Hank Williams traveled the “Lost Highway.” Murder By Death went to the “Lost River.”
“Lost River” is track two on the Bloomington, Ind.-based band’s latest album, Bitter Drink, Bitter Moon. The song contains both the gravitas of a tragic folk song and a late-breaking sunburst.
Adam Turla sings “Lost River” in his deep, old-soul voice. And in “Foxglove,” a song from Murder By Death’s 2010 album, Good Morning, Magpie, Turla comes off as heartland-bred Lou Reed.
As the band’s name suggests, Murder By Death is attracted to darkness.
“We’re all into that sort of stuff,” Turla said. “Musically, we like the minor-key sounds. We didn’t want to write pop music. We didn’t want to write silly, fun music. We want to do stuff that has a more dramatic tone. So that’s what we’ve been doing for a long time.”
Turla believes Murder By Death’s seriousness secured a niche for the group.
“We’ve found a style of music that not many people do,” he said. “It’ll never be as popular as something that is going to trend, become super-of-the moment, but it’s allowed us to continue to do this for quite a while. People who are looking for something like what we do, they’re happy to find it.”
Murder By Death is in its 12th year. The group formed in Bloomington when its members were attending Indiana University.
“We were 18, 19 years old,” Turla recalled. “So we have grown up with this band. We’ve been able to figure out what this band is along the way. For us, it’s been a creative experiment the whole time.”
Turla sees Bitter Drink, Bitter Moon, the band’s sixth album, as a turning point, in part because it’s the first Murder By Death recording with new member Scott Brackett. A multi-instrumentalist and backup singer, Brackett enriches arrangements with piano, trumpet, accordion and more.
Long before Brackett’s arrival, Murder By Death had a claim to unusual arrangements through Sarah Balliet’s cello.
“We figured out early on that we wanted to treat the cello like a lead guitar,” Turla said. “So she’s playing that role and I just lay back and let her handle the heavy work. I focus on singing and grounding the songs with guitar chords here and there.”
Bassist Matt Armstrong, too, plays his instrument in unconventional ways.
“A lot of that stuff that people think is a keyboard or a guitar or the cello is actually Matt making strange sounds with his plethora of pedals,” Turla said. “We often will be like, ‘OK, in this song, the cello will play bass, the bass will play guitar and the guitar will be percussion. We flip who’s handling what role.”

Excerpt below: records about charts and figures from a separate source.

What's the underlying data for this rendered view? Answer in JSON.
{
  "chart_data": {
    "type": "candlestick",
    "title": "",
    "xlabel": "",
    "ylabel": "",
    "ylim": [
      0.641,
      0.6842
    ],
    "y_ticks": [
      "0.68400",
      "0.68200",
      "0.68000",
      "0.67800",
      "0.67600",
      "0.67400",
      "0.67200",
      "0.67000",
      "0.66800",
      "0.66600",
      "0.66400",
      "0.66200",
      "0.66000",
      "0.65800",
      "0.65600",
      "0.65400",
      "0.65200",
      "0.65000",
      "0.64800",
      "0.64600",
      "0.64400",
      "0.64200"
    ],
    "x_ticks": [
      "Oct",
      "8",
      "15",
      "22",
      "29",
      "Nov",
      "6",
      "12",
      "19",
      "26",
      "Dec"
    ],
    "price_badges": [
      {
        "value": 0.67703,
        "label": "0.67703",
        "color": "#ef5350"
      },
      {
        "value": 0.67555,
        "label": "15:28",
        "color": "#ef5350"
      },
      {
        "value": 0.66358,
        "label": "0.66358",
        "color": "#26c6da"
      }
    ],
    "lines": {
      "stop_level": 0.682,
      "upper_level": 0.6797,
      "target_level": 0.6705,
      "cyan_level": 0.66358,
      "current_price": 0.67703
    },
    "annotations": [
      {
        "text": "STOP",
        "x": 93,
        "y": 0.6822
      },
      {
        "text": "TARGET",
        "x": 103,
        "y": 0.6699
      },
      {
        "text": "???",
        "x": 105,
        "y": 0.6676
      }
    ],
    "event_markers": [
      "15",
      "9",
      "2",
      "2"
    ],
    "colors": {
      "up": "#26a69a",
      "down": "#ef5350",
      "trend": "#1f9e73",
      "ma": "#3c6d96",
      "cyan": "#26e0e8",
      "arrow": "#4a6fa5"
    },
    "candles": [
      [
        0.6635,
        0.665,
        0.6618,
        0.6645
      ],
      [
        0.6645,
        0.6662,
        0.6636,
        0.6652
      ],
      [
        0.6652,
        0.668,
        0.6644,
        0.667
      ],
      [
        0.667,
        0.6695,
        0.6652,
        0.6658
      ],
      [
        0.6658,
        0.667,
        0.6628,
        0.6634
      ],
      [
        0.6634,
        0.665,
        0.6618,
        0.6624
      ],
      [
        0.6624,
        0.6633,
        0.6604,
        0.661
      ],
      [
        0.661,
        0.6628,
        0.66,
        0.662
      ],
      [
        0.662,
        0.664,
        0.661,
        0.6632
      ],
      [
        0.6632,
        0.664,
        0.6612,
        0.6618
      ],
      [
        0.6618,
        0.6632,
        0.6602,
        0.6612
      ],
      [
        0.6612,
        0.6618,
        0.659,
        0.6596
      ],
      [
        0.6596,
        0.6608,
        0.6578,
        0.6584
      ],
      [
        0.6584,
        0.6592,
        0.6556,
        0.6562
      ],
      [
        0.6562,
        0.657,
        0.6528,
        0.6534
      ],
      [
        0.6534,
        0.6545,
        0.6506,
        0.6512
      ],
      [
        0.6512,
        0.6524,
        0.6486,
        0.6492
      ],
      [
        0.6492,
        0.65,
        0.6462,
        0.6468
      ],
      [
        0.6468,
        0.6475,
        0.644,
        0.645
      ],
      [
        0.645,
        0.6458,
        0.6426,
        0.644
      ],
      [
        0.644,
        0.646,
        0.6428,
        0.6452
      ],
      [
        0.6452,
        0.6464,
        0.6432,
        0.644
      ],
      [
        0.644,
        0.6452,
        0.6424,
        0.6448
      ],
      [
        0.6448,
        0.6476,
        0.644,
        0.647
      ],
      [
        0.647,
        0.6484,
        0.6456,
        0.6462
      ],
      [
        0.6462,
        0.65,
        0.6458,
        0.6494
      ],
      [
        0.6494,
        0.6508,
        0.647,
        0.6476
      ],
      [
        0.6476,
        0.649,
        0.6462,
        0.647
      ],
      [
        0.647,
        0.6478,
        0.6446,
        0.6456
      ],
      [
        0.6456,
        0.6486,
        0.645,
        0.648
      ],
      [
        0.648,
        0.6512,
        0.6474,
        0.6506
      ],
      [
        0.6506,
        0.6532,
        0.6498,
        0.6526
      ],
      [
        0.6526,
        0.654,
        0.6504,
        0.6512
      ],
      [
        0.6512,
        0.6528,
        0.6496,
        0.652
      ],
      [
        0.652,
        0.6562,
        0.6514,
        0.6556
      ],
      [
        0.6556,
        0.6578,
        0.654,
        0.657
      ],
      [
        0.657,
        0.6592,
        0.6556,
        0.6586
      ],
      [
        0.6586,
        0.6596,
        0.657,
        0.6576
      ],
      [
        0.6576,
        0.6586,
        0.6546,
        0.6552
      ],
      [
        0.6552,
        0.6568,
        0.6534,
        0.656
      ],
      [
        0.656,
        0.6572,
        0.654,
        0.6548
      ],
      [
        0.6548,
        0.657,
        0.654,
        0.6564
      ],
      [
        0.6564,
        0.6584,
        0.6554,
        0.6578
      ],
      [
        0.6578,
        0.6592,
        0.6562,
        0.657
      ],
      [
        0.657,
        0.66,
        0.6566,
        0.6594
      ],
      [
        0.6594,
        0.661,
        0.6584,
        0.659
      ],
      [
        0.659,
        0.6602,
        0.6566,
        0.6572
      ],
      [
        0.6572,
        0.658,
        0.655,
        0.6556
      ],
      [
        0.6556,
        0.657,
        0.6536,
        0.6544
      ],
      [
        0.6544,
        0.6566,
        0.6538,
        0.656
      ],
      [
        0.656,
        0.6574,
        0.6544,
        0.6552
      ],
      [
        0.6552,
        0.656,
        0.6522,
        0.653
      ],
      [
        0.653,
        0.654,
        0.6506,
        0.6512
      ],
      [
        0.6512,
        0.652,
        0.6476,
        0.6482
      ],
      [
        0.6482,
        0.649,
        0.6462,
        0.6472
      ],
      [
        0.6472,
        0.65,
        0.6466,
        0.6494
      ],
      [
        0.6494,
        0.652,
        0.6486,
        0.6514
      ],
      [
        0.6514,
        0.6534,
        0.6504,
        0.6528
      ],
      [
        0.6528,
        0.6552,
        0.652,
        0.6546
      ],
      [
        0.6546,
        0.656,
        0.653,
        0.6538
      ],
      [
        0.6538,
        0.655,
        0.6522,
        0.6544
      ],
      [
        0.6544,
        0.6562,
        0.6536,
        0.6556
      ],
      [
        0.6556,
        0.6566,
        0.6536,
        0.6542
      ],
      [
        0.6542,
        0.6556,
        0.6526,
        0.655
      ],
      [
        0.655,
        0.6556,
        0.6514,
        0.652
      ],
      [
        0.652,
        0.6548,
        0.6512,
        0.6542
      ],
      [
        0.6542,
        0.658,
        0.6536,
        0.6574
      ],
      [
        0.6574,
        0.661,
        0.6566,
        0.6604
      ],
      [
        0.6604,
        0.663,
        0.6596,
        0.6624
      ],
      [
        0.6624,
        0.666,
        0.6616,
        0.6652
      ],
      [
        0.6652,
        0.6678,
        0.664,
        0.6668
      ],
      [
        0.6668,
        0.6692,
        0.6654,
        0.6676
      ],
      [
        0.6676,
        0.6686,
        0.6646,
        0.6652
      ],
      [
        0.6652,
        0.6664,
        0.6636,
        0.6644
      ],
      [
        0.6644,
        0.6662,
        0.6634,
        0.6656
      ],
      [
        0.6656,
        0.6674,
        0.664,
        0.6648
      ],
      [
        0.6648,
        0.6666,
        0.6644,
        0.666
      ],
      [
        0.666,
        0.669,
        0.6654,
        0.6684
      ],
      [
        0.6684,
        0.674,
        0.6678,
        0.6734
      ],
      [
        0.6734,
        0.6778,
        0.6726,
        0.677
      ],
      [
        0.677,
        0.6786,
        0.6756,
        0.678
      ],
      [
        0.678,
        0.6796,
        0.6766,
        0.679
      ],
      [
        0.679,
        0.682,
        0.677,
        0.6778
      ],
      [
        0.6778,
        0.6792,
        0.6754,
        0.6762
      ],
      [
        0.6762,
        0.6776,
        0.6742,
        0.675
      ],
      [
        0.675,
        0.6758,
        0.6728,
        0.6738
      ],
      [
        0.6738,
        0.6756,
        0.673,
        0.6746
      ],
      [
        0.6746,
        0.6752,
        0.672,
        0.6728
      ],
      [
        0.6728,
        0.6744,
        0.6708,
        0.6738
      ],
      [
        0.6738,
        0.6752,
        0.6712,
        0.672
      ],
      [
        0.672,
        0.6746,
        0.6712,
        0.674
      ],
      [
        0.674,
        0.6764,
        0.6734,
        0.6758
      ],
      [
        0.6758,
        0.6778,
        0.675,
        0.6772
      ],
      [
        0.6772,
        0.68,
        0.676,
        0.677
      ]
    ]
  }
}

The members of Murder By Death, a band Turla named after the 1976 comedy-mystery movie, Murder by Death, left and then returned to Indiana University. Turla is still a few credits short of his degree in English and religious studies.
“We wrote our third album, In Bocca Al Lupo, while we were back in school,” he said. “This was 2005. A lot of people in the music industry were interested in the band at that point, but there wasn’t any money in it.”
Murder By Death’s members didn’t know whether they should finish their educations and get real jobs or continue with the band.
The group completed its In Bocca Al Lupo album and its subsequent 2006 touring went well.
“But we’ve never had a moment where it was obvious that we were a big success,” Turla said. “It’s always been gradual growth for this group.”
Turla doesn’t know how long Murder By Death ultimately will last but, for now, the albums and tours continue. The band is on a co-headlining tour with Philadelphia’s Man Man. The tour reaches Baton Rouge Thursday, Feb. 14, for a show at the Spanish Moon.
“It’s a great pairing because we’re both strange bands,” Turla said.